Door: Vital E.H. MOORS
Ik heb vier ernstige bezwaren tegen de conclusies van het Rapport van de Commissie de Vries, die de zorgverzekeraars 1 medicijn per kwaal wil laten vaststellen, dat volledig vergoed wordt.
De kwaliteit van de zorg komt ernstig in gevaar
Primair moet de effectiviteit van een medicijn zijn, en niet de prijs. Als de zorgverzekeraars moeten beslissen welk middel wel en welk niet vergoed wordt, zullen ze stelselmatig het goedkoopste middel vergoeden, ongeacht het feit dat dit middel (iets) minder effectief is. Wie houdt trouwens toezicht op deze (private) verzekeraars bij hun keuze? Op welke basis baseren ze naast prijs, hun keuze ?

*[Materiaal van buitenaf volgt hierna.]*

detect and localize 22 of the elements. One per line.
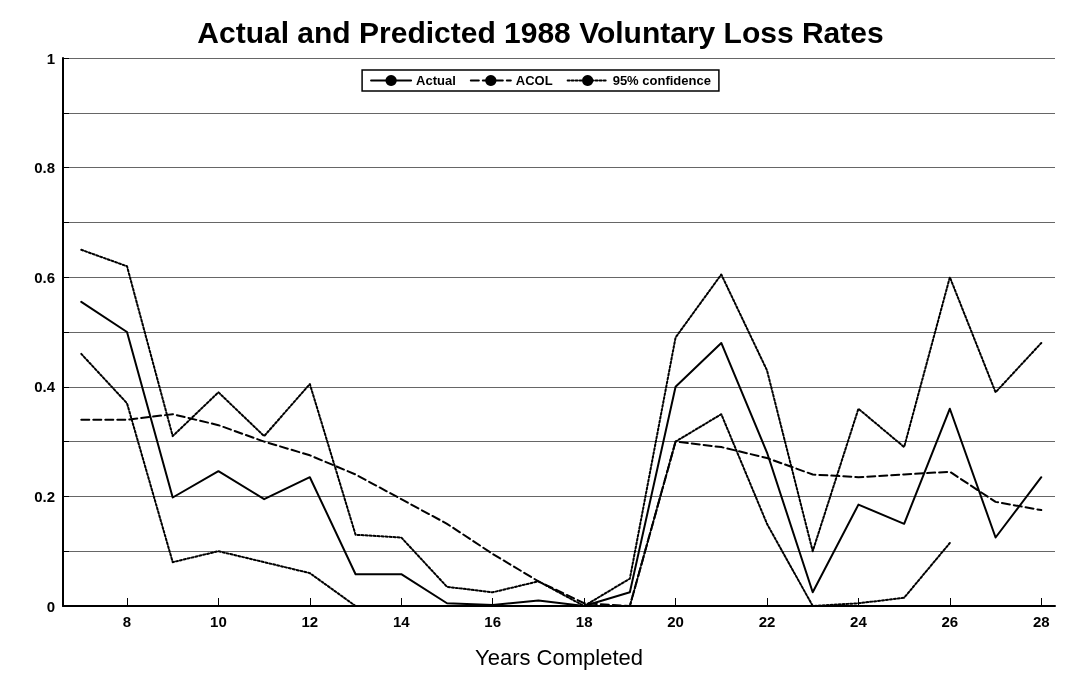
y-tick-label: 1 [46, 49, 55, 67]
y-tick-label: 0 [46, 597, 55, 615]
x-tick-label: 26 [941, 613, 959, 630]
y-tick-label: 0.8 [34, 159, 55, 177]
legend-label: 95% confidence [612, 73, 711, 88]
x-tick-label: 8 [122, 613, 132, 630]
x-tick-label: 12 [301, 613, 319, 630]
x-tick-label: 14 [392, 613, 411, 630]
x-tick-label: 24 [850, 613, 868, 630]
x-tick-label: 28 [1032, 613, 1050, 630]
x-tick-label: 10 [210, 613, 227, 630]
x-tick-label: 18 [575, 613, 593, 630]
x-tick-label: 20 [667, 613, 684, 630]
chart-title: Actual and Predicted 1988 Voluntary Loss Rates [197, 15, 884, 49]
y-tick-label: 0.4 [34, 378, 56, 396]
y-tick-label: 0.2 [34, 487, 55, 505]
legend-label: ACOL [515, 73, 553, 88]
legend-label: Actual [416, 73, 456, 88]
x-axis-title: Years Completed [475, 644, 643, 670]
x-tick-label: 16 [484, 613, 502, 630]
y-tick-label: 0.6 [34, 268, 55, 286]
x-tick-label: 22 [758, 613, 776, 630]
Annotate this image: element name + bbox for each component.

bij (voornamelijk chronische) patiënten (kanker, HIV, psychiatrie, MS,...) duurt het maanden, soms zelfs jaren vooraleer een patiënt is afgestemd op een bepaald medicijn. Meestal zijn de andere middelen uit de groep niet effectief of hebben ze te veel bijverschijnselen. Deze groep van medicijnen zijn meestal niet onderling verwisselbaar door (kruis)resistentie. Het is onverantwoord nu maar 1 middel uit een groep van meestal erg dure medicijnen te vergoeden.
Tevens wordt deze groep van patiënten zeer ernstig getroffen, aangezien de medicijnen voor hen levensnoodzakelijk zijn (een kwestie van leven of dood), ze niet kunnen overschakelen op een ander medicijn, de kosten zeer hoog zijn en ze personen meestal een laag inkomen hebben (WAO, e.d.). Extra premies betalen is voor deze mensen onhaalbaar en de medicijnen zelf betalen al even min.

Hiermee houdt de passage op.